After the meeting, Parkway superintendent Greg Puthoff said he heard a lot from Huber that he never knew and will spend the coming weeks researching her presentation and discussing the matter with his staff and school board.
"I'm not saying I'm for or against it (Common Core)," he said. "I represent Parkway and I listen to Parkway people. You can't learn if you're for or against it unless you listen and learn."
Puthoff believes districts still have much local control. He said each year he and his staff are presented with texts from several different companies. The texts are read and a curriculum is chosen that best represents what Parkway wants to teach.
"All I've looked into, the (curriculum) pretty much looks the same," he said. "Talking to the teachers, we're doing what we've always done, teaching the same things."
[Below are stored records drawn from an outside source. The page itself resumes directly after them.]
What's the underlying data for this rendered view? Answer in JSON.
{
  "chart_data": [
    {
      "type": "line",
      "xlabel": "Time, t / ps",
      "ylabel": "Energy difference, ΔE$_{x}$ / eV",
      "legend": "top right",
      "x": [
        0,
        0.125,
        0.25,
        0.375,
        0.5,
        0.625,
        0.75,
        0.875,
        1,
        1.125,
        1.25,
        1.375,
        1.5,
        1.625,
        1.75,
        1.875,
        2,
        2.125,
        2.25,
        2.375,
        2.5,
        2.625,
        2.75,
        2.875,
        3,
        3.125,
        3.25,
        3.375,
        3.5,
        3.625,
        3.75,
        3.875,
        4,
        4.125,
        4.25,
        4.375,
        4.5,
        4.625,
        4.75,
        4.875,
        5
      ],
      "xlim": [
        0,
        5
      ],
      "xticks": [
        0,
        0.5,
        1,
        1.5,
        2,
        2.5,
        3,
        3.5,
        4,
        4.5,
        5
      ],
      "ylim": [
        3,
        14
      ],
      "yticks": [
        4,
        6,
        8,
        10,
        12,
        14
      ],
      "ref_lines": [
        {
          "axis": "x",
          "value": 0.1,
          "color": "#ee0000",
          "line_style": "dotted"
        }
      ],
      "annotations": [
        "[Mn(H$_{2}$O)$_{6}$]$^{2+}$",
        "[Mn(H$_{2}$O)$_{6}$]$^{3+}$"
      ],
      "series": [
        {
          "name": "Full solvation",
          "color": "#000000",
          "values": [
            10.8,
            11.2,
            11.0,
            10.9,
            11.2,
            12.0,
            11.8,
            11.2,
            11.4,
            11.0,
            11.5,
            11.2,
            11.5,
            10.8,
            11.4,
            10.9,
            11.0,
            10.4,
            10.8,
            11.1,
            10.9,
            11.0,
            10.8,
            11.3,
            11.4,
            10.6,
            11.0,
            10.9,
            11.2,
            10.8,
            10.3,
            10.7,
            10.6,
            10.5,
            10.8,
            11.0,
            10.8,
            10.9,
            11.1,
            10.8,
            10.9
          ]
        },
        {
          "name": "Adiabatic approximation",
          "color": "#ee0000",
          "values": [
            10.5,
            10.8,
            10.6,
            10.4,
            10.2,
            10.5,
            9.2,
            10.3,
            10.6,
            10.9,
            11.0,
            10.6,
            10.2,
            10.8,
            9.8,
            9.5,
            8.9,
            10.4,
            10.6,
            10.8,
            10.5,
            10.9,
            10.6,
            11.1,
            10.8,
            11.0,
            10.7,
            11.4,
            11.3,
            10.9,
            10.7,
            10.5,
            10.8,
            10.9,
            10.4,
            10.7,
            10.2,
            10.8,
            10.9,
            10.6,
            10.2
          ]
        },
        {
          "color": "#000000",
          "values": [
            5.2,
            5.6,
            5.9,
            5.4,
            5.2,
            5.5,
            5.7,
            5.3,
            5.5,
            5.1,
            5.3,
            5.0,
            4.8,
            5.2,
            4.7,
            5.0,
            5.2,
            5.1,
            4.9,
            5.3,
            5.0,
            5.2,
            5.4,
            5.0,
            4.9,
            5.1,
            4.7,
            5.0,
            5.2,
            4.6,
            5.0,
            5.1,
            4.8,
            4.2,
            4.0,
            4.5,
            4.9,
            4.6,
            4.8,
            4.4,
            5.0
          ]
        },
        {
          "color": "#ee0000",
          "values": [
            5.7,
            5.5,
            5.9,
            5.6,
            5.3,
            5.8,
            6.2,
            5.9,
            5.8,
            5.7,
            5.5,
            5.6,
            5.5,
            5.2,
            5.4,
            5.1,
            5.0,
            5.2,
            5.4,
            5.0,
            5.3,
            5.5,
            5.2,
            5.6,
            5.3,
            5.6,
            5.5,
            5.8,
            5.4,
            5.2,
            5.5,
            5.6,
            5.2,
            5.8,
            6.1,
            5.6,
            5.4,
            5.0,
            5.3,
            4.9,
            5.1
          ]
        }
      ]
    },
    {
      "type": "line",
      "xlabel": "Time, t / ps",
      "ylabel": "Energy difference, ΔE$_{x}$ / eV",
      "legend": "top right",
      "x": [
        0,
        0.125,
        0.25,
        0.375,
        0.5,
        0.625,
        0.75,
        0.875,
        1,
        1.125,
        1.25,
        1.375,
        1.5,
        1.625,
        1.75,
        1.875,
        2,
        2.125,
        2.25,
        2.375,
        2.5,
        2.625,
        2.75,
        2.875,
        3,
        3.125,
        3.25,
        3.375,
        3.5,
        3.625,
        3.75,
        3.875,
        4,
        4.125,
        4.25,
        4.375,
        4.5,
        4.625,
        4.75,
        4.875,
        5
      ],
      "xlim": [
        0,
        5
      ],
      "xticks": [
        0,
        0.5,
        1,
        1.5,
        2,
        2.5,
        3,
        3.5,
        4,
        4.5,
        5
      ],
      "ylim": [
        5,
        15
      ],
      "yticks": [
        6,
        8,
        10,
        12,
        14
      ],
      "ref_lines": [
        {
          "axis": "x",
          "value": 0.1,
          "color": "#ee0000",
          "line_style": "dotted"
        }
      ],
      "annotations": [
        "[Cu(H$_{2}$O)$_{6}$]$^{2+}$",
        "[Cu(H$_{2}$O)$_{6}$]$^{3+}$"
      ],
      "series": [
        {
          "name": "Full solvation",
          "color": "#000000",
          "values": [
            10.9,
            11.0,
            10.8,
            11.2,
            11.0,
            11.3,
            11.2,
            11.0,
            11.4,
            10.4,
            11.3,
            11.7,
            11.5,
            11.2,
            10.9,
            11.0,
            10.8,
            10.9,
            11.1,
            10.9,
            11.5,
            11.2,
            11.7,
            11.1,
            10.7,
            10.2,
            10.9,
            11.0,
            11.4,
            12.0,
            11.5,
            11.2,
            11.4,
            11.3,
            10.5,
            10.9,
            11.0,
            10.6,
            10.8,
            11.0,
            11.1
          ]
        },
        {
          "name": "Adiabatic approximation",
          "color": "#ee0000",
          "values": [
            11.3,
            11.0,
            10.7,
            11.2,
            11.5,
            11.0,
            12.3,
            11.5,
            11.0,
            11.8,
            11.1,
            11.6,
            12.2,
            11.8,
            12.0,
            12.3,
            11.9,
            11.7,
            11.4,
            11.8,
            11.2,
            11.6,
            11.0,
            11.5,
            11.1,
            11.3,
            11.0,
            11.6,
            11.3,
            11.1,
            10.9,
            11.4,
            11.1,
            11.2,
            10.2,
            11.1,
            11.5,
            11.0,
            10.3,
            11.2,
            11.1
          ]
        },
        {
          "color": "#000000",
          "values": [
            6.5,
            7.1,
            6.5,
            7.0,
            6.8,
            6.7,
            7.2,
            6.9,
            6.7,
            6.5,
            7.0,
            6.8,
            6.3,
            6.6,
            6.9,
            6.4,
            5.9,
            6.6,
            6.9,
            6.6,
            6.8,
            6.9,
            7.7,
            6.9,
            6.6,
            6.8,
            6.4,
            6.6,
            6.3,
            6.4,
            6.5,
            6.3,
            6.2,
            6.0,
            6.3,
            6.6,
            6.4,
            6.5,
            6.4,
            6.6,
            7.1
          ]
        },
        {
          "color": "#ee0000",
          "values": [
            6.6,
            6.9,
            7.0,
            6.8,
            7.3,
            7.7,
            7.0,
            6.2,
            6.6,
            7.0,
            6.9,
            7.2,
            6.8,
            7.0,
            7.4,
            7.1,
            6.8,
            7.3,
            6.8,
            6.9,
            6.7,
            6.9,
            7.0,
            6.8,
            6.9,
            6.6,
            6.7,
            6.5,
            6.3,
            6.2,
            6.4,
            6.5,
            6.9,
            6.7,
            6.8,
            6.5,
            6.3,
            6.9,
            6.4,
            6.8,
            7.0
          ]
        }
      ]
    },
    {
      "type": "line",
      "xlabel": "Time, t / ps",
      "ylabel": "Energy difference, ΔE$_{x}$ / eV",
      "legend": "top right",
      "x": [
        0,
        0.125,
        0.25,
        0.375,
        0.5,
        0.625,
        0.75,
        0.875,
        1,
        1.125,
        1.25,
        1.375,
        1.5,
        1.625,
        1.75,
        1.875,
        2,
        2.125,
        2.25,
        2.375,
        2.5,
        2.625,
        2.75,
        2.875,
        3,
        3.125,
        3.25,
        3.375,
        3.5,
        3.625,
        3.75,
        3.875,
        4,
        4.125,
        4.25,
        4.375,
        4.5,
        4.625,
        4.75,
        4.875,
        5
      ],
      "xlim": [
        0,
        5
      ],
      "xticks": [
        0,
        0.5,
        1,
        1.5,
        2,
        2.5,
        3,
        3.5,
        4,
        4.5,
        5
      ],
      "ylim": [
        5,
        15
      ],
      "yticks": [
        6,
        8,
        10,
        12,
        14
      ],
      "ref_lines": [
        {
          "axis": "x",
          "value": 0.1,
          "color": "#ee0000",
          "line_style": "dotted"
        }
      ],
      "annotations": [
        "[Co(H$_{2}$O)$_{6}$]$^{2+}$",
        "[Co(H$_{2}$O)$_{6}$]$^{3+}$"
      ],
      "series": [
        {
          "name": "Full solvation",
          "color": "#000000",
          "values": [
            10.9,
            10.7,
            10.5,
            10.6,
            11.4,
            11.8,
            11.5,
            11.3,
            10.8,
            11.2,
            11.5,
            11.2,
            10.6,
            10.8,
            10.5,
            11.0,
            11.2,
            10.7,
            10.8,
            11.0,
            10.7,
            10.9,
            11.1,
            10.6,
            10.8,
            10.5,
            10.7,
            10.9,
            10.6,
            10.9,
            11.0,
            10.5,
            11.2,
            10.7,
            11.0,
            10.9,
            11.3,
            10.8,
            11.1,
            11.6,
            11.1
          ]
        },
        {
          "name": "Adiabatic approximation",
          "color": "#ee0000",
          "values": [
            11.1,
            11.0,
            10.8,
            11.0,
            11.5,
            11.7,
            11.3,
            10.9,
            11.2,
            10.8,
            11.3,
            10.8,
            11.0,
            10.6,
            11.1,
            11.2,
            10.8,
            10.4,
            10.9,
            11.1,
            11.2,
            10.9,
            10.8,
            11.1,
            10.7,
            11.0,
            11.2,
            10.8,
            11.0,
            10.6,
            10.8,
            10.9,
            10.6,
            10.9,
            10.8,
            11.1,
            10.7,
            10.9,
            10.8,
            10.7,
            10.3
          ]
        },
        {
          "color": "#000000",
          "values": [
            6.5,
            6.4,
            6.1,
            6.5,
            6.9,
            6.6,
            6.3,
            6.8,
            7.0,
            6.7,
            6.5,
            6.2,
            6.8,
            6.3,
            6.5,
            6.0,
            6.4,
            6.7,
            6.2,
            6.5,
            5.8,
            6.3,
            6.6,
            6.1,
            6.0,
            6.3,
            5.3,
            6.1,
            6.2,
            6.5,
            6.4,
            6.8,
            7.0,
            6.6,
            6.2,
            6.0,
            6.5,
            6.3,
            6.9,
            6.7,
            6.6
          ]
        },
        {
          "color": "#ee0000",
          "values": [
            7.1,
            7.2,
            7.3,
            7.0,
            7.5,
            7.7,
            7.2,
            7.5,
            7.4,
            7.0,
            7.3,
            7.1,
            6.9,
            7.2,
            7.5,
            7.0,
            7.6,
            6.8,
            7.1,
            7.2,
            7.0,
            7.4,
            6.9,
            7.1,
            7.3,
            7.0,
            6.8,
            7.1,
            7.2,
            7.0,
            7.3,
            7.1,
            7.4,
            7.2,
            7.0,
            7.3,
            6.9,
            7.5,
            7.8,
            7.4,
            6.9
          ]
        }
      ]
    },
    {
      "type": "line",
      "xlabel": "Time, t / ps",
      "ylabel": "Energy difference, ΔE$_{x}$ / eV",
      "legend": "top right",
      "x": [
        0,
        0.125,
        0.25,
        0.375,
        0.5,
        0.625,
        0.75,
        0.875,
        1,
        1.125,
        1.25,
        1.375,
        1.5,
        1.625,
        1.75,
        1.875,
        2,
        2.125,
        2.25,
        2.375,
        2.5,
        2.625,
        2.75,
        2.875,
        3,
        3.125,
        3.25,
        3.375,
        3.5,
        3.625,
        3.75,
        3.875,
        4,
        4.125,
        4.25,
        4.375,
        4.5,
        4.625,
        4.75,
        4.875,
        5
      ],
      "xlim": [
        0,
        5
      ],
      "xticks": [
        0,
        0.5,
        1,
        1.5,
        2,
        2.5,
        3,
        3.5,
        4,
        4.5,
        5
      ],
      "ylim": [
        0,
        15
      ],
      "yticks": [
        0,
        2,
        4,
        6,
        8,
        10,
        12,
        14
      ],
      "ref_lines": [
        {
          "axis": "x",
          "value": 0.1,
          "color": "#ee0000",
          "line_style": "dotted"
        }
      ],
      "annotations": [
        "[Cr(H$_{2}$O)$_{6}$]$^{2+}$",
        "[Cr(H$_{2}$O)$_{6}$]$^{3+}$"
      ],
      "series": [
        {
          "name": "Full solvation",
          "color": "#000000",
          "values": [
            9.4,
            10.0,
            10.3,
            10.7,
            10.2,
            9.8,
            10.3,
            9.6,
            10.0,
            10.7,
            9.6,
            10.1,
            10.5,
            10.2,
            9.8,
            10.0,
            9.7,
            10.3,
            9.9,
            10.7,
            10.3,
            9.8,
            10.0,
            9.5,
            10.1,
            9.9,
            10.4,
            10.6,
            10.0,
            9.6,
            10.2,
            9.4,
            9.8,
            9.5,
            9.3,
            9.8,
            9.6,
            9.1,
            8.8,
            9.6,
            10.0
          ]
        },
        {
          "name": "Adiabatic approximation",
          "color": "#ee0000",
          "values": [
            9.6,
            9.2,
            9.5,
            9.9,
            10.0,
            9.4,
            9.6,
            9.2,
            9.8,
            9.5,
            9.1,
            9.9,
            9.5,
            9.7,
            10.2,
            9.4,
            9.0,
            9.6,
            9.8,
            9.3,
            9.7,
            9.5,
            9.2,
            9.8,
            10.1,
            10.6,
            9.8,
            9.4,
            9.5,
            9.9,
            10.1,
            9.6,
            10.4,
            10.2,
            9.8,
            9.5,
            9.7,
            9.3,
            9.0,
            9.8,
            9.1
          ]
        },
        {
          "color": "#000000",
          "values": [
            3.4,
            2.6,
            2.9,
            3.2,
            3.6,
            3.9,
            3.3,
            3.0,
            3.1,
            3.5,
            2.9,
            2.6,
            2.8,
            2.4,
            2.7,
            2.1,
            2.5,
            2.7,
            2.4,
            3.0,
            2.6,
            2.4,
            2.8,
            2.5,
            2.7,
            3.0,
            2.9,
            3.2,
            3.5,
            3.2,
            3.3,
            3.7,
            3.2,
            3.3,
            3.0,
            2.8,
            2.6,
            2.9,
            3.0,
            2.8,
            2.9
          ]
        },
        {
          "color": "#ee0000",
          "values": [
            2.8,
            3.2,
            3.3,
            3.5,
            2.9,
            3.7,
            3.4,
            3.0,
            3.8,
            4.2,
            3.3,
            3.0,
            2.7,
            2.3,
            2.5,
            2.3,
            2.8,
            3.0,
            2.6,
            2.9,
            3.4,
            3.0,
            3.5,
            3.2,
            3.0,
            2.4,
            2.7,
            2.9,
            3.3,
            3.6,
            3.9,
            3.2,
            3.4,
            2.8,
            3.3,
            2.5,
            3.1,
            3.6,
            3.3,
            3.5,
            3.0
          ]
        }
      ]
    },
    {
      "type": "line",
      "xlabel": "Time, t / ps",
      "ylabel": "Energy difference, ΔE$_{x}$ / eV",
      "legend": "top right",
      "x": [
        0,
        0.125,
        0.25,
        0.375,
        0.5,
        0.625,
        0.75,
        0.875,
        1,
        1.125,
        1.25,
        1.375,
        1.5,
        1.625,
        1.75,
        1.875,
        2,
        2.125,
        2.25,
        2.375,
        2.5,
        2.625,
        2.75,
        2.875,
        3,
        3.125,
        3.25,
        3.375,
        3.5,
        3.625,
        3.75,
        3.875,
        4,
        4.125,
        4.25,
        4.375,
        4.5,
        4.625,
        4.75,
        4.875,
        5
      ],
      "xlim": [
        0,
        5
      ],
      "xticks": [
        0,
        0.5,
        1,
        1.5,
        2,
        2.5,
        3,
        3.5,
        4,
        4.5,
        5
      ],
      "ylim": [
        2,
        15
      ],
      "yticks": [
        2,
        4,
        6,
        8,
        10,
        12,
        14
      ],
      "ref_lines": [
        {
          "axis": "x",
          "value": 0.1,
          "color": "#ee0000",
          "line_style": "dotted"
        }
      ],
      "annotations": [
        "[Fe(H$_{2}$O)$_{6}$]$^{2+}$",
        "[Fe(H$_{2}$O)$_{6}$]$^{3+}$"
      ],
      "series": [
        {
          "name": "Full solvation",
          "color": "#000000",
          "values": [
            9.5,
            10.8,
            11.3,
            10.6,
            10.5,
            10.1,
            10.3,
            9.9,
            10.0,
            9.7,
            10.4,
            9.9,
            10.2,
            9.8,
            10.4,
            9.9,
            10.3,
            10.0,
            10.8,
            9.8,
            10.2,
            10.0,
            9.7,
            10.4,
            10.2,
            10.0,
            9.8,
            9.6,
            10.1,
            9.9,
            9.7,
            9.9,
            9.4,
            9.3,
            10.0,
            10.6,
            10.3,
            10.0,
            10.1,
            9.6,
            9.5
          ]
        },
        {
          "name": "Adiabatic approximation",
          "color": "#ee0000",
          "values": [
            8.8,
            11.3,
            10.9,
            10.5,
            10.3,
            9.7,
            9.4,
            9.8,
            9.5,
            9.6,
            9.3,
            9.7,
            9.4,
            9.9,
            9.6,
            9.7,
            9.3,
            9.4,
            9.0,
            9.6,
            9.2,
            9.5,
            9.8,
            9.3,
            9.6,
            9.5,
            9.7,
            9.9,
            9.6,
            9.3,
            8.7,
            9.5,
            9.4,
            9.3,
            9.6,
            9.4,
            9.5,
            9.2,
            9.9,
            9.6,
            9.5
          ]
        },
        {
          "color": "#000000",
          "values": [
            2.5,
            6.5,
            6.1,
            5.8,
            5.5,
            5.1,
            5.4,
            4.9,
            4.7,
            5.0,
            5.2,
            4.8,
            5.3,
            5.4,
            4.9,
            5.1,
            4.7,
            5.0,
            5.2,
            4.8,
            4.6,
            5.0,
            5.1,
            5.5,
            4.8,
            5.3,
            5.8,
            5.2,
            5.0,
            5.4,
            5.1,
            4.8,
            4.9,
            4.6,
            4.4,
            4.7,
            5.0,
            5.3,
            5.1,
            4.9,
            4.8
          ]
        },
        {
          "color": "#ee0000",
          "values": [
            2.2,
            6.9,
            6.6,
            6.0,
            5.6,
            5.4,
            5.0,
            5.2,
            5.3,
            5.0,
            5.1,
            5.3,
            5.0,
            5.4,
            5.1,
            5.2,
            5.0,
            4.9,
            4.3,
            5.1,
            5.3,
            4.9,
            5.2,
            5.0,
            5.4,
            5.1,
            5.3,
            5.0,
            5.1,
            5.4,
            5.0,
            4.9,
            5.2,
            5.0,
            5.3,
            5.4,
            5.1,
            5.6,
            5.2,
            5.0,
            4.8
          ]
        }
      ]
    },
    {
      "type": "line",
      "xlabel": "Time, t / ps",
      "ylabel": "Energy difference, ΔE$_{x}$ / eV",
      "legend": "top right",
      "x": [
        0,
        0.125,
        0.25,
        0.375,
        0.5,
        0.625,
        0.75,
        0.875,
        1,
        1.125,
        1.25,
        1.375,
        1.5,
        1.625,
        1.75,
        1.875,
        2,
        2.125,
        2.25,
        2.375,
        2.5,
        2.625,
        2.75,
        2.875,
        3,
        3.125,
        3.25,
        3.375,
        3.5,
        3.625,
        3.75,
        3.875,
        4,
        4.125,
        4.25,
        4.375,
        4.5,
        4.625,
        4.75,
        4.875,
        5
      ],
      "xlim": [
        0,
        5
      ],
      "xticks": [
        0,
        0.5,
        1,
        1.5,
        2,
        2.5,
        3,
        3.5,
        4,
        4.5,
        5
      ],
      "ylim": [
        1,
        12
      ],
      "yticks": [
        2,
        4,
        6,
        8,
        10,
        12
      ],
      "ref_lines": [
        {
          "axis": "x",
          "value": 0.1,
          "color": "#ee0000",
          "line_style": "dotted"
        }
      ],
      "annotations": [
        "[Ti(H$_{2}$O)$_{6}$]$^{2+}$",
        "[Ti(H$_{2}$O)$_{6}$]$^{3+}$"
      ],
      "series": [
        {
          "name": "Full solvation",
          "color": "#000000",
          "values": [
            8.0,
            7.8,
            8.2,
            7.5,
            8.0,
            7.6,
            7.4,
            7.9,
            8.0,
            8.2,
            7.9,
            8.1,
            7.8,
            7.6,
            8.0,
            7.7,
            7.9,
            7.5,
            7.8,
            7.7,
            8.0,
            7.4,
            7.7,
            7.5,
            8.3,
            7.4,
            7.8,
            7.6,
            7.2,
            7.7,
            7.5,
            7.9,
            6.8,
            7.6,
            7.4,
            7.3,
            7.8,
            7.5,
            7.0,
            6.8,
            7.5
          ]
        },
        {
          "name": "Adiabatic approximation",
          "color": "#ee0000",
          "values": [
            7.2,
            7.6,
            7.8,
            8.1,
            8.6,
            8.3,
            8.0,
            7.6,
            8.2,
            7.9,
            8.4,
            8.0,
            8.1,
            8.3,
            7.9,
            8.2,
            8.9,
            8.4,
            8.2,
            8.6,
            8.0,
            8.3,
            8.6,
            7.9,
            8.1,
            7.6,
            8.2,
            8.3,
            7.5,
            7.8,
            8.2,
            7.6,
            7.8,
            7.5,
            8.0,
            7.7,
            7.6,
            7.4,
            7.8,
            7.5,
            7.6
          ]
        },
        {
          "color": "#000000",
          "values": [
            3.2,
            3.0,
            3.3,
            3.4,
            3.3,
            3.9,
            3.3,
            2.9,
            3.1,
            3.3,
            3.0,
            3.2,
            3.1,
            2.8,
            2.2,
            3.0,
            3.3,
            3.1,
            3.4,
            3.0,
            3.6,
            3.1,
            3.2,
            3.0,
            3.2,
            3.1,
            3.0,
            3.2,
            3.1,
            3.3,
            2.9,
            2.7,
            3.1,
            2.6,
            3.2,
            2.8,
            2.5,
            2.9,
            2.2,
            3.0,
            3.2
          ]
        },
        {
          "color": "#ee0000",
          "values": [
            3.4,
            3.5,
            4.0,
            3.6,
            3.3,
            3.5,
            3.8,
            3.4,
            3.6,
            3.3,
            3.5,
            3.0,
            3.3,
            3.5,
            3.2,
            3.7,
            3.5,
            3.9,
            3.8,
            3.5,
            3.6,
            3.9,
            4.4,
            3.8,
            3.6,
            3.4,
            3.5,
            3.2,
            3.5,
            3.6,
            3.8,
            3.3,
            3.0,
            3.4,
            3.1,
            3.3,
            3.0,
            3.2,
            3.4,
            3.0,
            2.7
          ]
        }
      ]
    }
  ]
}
During the presentation Huber said Common Core controls students through data mining. Data that began with a few general personal questions but has now expanded to almost 100 questions that include everything from eye color to the number of televisions a student has in his or her home.
"If you mine data, you control standards," she said. "It's all about equalizing."
Huber said a bill to repeal Common Core was recently introduced in Ohio. State Rep. Tony Burkley, R-Payne, who attended Monday's meeting, said he will vote to repeal the measure if it survives that long. He said a bill must maintain enough momentum to survive months of vetting and committee scrutiny before it ever makes it to vote. He encouraged residents and school officials at the meeting to help maintain that momentum by calling their representatives.
"I really didn't take a position (on Common Core) immediately; there wasn't a lot of information yet," he told the crowd. "But as more and more information came out, I became more and more concerned."
Many residents spoke out during the question and answer session Monday night, saying they wanted Common Core repealed because they are concerned it could be the gateway to communism and the destruction of the Constitution.